Entretanto, estiveram a bordo dois inspectores, srs. Wheatley e Curtis, representantes da companhia de seguros e da Salvage Association Inc., respectivamente, a fim de recolherem elementos para a elaboração do relatório.

Inquérito já elaborado - Resultado confidencial
Ao fim da tarde de ontem, foram, entretanto, ouvidos pelo comandante do Departamento Marítimo do Norte, o capitão do “Amethyst”, o imediato, o chefe de máquinas, e o 2º oficial de máquinas, servindo de intérpretes o sr. Shilas, superintendente da companhia armadora, e engº. Bustorff Silva, da firma Kendall, Pinto Basto & Cª., Lda. Os resultados são ainda confidenciais pelo que, oficialmente, nada se sabe ainda sobre as origens do encalhe.
Não só porque os bombeiros em acção na praia do Molhe tiveram de correr para um incêndio que deflagrou em Matosinhos, mas, até, porque o tempo piorou para o fim da tarde, não foi possível trazer para terra os mantimentos existentes no navio e oferecidos pelo comandante ao Albergue Distrital do Porto. Se o mar deixar, havendo condições de segurança, os bombeiros poderão voltar ao navio, para que esse transporte seja feito hoje.
No entanto, ao princípio da noite de ontem, previam os técnicos que, dentro de algumas horas, o “Amethyst” estaria já quebrado. Só a fúria do mar, o impacto das vagas é que ditaria, no entanto, o prolongamento maior ou menor da expectativa.

Repatriamento da tripulação
Os três tripulantes filipinos abandonaram já o Porto com destino ao seu país. Hoje de manhã parte para Londres o radio-telegrafista e pela tarde, catorze dos restantes tripulantes serão repatriados para Atenas.
(Jornal “Comércio do Porto”, quarta-feira, 6 de Fevereiro de 1974)

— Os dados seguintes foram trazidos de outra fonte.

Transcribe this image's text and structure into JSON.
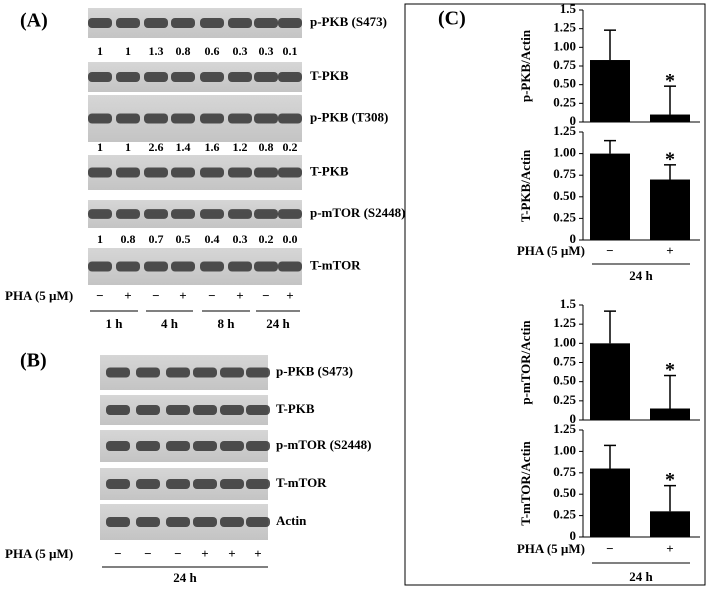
{
  "panel_a": {
    "label": "(A)",
    "blots": [
      {
        "name": "p-PKB (S473)",
        "quantification": [
          "1",
          "1",
          "1.3",
          "0.8",
          "0.6",
          "0.3",
          "0.3",
          "0.1"
        ]
      },
      {
        "name": "T-PKB"
      },
      {
        "name": "p-PKB (T308)",
        "quantification": [
          "1",
          "1",
          "2.6",
          "1.4",
          "1.6",
          "1.2",
          "0.8",
          "0.2"
        ]
      },
      {
        "name": "T-PKB"
      },
      {
        "name": "p-mTOR (S2448)",
        "quantification": [
          "1",
          "0.8",
          "0.7",
          "0.5",
          "0.4",
          "0.3",
          "0.2",
          "0.0"
        ]
      },
      {
        "name": "T-mTOR"
      }
    ],
    "treatment_label": "PHA (5 µM)",
    "conditions": [
      "−",
      "+",
      "−",
      "+",
      "−",
      "+",
      "−",
      "+"
    ],
    "times": [
      "1 h",
      "4 h",
      "8 h",
      "24 h"
    ]
  },
  "panel_b": {
    "label": "(B)",
    "blots": [
      "p-PKB (S473)",
      "T-PKB",
      "p-mTOR (S2448)",
      "T-mTOR",
      "Actin"
    ],
    "treatment_label": "PHA (5 µM)",
    "conditions": [
      "−",
      "−",
      "−",
      "+",
      "+",
      "+"
    ],
    "time": "24 h"
  },
  "panel_c": {
    "label": "(C)",
    "groups": [
      {
        "treatment_label": "PHA (5 µM)",
        "conditions": [
          "−",
          "+"
        ],
        "time": "24 h"
      },
      {
        "treatment_label": "PHA (5 µM)",
        "conditions": [
          "−",
          "+"
        ],
        "time": "24 h"
      }
    ]
  },
  "chart_data": [
    {
      "type": "bar",
      "ylabel": "p-PKB/Actin",
      "values": [
        0.83,
        0.1
      ],
      "errors": [
        0.4,
        0.38
      ],
      "significance_labels": [
        null,
        "*"
      ],
      "color": "#000000",
      "ylim": [
        0,
        1.5
      ],
      "yticks": [
        0,
        {
          "value": 0.25,
          "label": "0.25"
        },
        {
          "value": 0.5,
          "label": "0.50"
        },
        {
          "value": 0.75,
          "label": "0.75"
        },
        {
          "value": 1,
          "label": "1.00"
        },
        {
          "value": 1.25,
          "label": "1.25"
        },
        1.5
      ]
    },
    {
      "type": "bar",
      "ylabel": "T-PKB/Actin",
      "values": [
        1.0,
        0.7
      ],
      "errors": [
        0.15,
        0.17
      ],
      "significance_labels": [
        null,
        "*"
      ],
      "color": "#000000",
      "ylim": [
        0,
        1.25
      ],
      "yticks": [
        0,
        {
          "value": 0.25,
          "label": "0.25"
        },
        {
          "value": 0.5,
          "label": "0.50"
        },
        {
          "value": 0.75,
          "label": "0.75"
        },
        {
          "value": 1,
          "label": "1.00"
        },
        {
          "value": 1.25,
          "label": "1.25"
        }
      ]
    },
    {
      "type": "bar",
      "ylabel": "p-mTOR/Actin",
      "values": [
        1.0,
        0.15
      ],
      "errors": [
        0.42,
        0.43
      ],
      "significance_labels": [
        null,
        "*"
      ],
      "color": "#000000",
      "ylim": [
        0,
        1.5
      ],
      "yticks": [
        0,
        {
          "value": 0.25,
          "label": "0.25"
        },
        {
          "value": 0.5,
          "label": "0.50"
        },
        {
          "value": 0.75,
          "label": "0.75"
        },
        {
          "value": 1,
          "label": "1.00"
        },
        {
          "value": 1.25,
          "label": "1.25"
        },
        1.5
      ]
    },
    {
      "type": "bar",
      "ylabel": "T-mTOR/Actin",
      "values": [
        0.8,
        0.3
      ],
      "errors": [
        0.27,
        0.3
      ],
      "significance_labels": [
        null,
        "*"
      ],
      "color": "#000000",
      "ylim": [
        0,
        1.25
      ],
      "yticks": [
        0,
        {
          "value": 0.25,
          "label": "0.25"
        },
        {
          "value": 0.5,
          "label": "0.50"
        },
        {
          "value": 0.75,
          "label": "0.75"
        },
        {
          "value": 1,
          "label": "1.00"
        },
        {
          "value": 1.25,
          "label": "1.25"
        }
      ]
    }
  ]
}
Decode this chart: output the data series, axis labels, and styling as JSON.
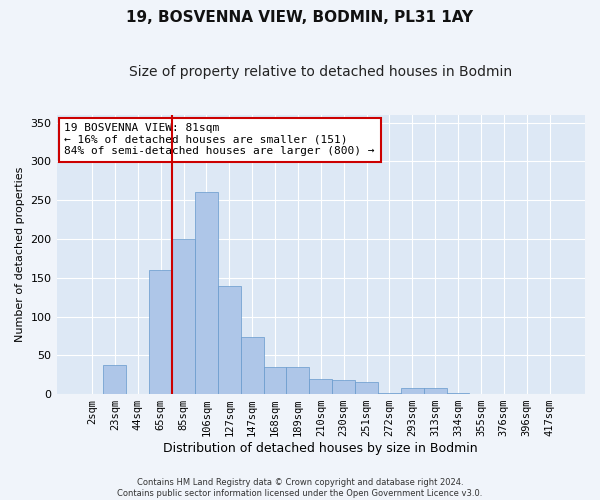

Era uma vez um cargueiro grego
“Amethyst”: A sucata é o destino mais certo
A partir da madrugada de ontem, deixou de existir na praia do Molhe o “Amethyst”, na sua unidade. Quebrou-se em duas partes, sensivelmente a meio, na região do quinto porão, exactamente pelo rombo que desde as primeiras horas ditou a morte do cargueiro.
Com efeito, cerca das 2 horas e meia da madrugada, o rombo foi abrindo mais de estibordo para bombordo, até que, passados alguns momentos, a parte dianteira do cargueiro encontrava-se já bem distante da restante, que se encontra fortemente cravada nas rochas e arqueada na zona da ponte de comando.
Com a quebra, o “Amethyst”, que estava com sensível inclinação sobre bombordo acabou por ficar na horizontal, com a proa já assente sobre rochedos. Entretanto, a vaga forte, vinda de noroeste, continuou dia adiante, a acicatar o navio, arrastando aos poucos a parte da proa desagregada, elevando para mais de seis metros a distância entre ambas as partes. Se a vaga continuar na mesma direcção e com a mesma fúria, a parte da frente do navio aproximar-se-á cada vez mais do molhe e da praia.
Durante o dia de ontem prosseguiram os trabalhos de tratamento do fuel que se encontra na região do primeiro porão dado que não foi, de modo nenhum, permitida, pelo tempo, a operação de trasfega desse carburante. Até às 14 horas e aproveitando a baixa-mar quatro bombeiros estiveram a bordo orientando a operação de tratamento.
Chegaram, também, a ser tratados com dispersante, três tanques de fuel da ré, tornando-se assim bastante menor o perigo de poluição.
Quanto aos mantimentos que constava existirem a bordo (no frigorífico, sobretudo) nada foi possível recuperar dado o estado de alagamento do navio. A água havia tomado conta de tudo e então era queijo, batatas e hortaliças que boiavam na água salgada.
Quanto à tripulação, ao fim da tarde de ontem partiram para Lisboa, com destino a Atenas, os restantes tripulantes, ficando no Porto apenas o comandante do navio.
Entretanto, estão prestes a seguir para Londres os inspectores da companhia de seguros e do armador com o relatório acerca do sinistro, a fim de ser decidido o destino a dar ao “Amethyst”, já que são inúmeros os sucateiros, não só de Lisboa e do Porto, interessados no que resta do navio.
(Jornal “Comércio do Porto”, quinta-feira, 7 de Fevereiro de 1974)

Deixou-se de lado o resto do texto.